Pablo Gaglianone

Personal information
- Full name: Pablo Daniel Gaglianone De León
- Date of birth: 25 April 1976 (age 49)
- Place of birth: Montevideo, Uruguay
- Height: 1.80 m (5 ft 11 in)
- Position: Midfielder

Team information
- Current team: Montevideo City Torque (youth manager)

Senior career*
- Years: Team / Apps / (Gls)
- 1994–1998: River Plate Montevideo
- 1998: Torino / 1 / (0)
- 1999: Kavala / 2 / (0)
- 2000: River Plate Montevideo
- 2000: Deportivo Maldonado / 5 / (2)
- 2000: Colo-Colo / 12 / (3)
- 2001: Danubio / 38 / (3)
- 2002: Peñarol / 48 / (3)
- 2003: Olimpia / 0 / (0)
- 2004: Liverpool Montevideo / 33 / (1)
- 2005: Peñarol / 1 / (0)
- 2006: Once Caldas / 33 / (4)
- 2007: Rampla Juniors / 14 / (1)
- 2007–2010: Defensor Sporting / 84 / (15)
- 2010–2012: River Plate Montevideo / 32 / (5)

Managerial career
- 2014–2016: Danubio (youth)
- 2016: Danubio
- 2016–2018: Danubio (youth)
- 2023–: Montevideo City Torque (youth)
- 2024: Montevideo City Torque (interim)

= Pablo Gaglianone =

Uruguayan footballer (born 1976)

 Pablo Daniel Gaglianone De León (born 25 April 1976) is a Uruguayan football manager and former player who played as a midfielder.

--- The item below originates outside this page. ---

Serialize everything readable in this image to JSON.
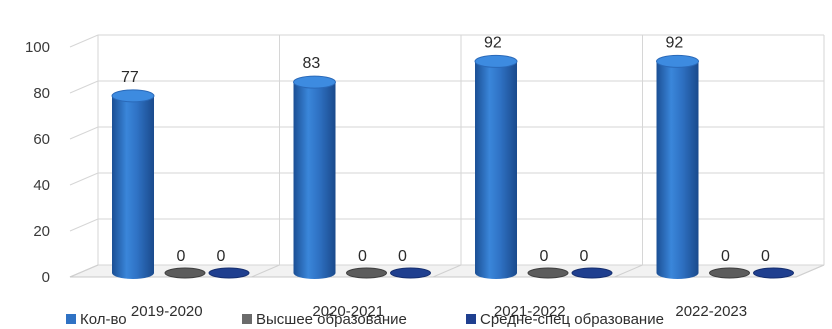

He is the current manager of Montevideo City Torque's youth sides.

==Club career==
Gaglianone began his professional career with Defensor Sporting and has played for several clubs in Uruguay and South America. He also had brief spells abroad: with Torino F.C. in Serie B and Kavala in the Super League Greece along with compatriot Hernán Rodrigo López.

In 2000, Gaglianone had a stint with Chilean club Colo-Colo.

He helped Defensor Sporting win the 2007–08 Uruguayan Primera División, defeating C.A. Peñarol in the finals.